Chapter 7: Making Your Own Argument
However, we should not just restrict ourselves to the content of Occupy Wall Street’s Facebook page. We should also consider the medium of Occupy Wall Street’s Facebook page. By this, we mean, you should not limit yourself to just the information given on the page (images, videos, words, audio) but should also look at how the Facebook page organizes, creates, maintains and distributes information. How a document presents its information is just as important as the information it presents. Understanding how the document organizes, displays and distributes information will help you better understand its rhetorical intention and effects.
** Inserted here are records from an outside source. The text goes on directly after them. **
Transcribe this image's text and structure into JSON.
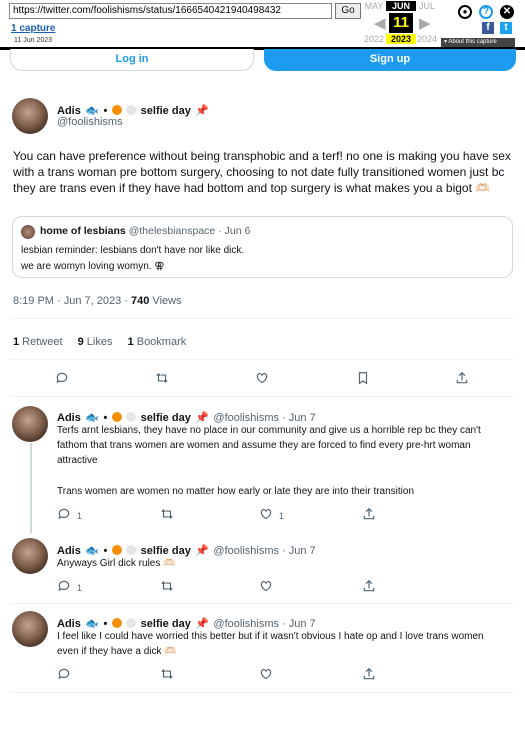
{
  "wayback": {
    "url": "https://twitter.com/foolishisms/status/1666540421940498432",
    "go_label": "Go",
    "captures_link": "1 capture",
    "capture_date": "11 Jun 2023",
    "month_prev": "MAY",
    "month_cur": "JUN",
    "month_next": "JUL",
    "day": "11",
    "year_prev": "2022",
    "year_cur": "2023",
    "year_next": "2024",
    "about_label": "▾ About this capture"
  },
  "auth": {
    "login_label": "Log in",
    "signup_label": "Sign up"
  },
  "main_tweet": {
    "display_name": "Adis",
    "name_suffix": "selfie day",
    "handle": "@foolishisms",
    "text": "You can have preference without being transphobic and a terf! no one is making you have sex with a trans woman pre bottom surgery, choosing to not date fully transitioned women just bc they are trans even if they have had bottom and top surgery is what makes you a bigot 🫶🏻",
    "quote": {
      "name": "home of lesbians",
      "handle": "@thelesbianspace",
      "date": "· Jun 6",
      "line1": "lesbian reminder: lesbians don't have nor like dick.",
      "line2": "we are womyn loving womyn. ⚢"
    },
    "time": "8:19 PM · Jun 7, 2023 · ",
    "views_count": "740",
    "views_label": " Views",
    "retweets_count": "1",
    "retweets_label": " Retweet",
    "likes_count": "9",
    "likes_label": " Likes",
    "bookmarks_count": "1",
    "bookmarks_label": " Bookmark"
  },
  "replies": [
    {
      "display_name": "Adis",
      "name_suffix": "selfie day",
      "handle": "@foolishisms · Jun 7",
      "text1": "Terfs arnt lesbians, they have no place in our community and give us a horrible rep bc they can't fathom that trans women are women and assume they are forced to find every pre-hrt woman attractive",
      "text2": "Trans women are women no matter how early or late they are into their transition",
      "reply_count": "1",
      "like_count": "1"
    },
    {
      "display_name": "Adis",
      "name_suffix": "selfie day",
      "handle": "@foolishisms · Jun 7",
      "text1": "Anyways Girl dick rules 🫶🏻",
      "reply_count": "1"
    },
    {
      "display_name": "Adis",
      "name_suffix": "selfie day",
      "handle": "@foolishisms · Jun 7",
      "text1": "I feel like I could have worried this better but if it wasn't obvious I hate op and I love trans women even if they have a dick 🫶🏻"
    }
  ],
  "colors": {
    "accent": "#1d9bf0",
    "text": "#0f1419",
    "muted": "#536471"
  }
}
This is not limited to thinking about Facebook organizational pages —you should ask this of every central document, were it a survey, a letter, a newspaper article, or some other type of document.
In order to better understand the medium you are being asked to analyze, you can begin with some basic general questions:
- What specific language is unique to the medium being used? How is your specific user using this language? (“Like” “Shares” Group”)
- What mechanics are UNIQUE to your SPECIFIC central document you’ve focused on – i.e. a word limit, a focus on photographs, the image disappears after a set amount of time etc.
- What numbers are present on the page? What actions or documents are the numbers related to? How large are the numbers?
- What is the most common action on this page? Posting text? Posting photos? Commenting?
- How active is this page? How frequent is user activity?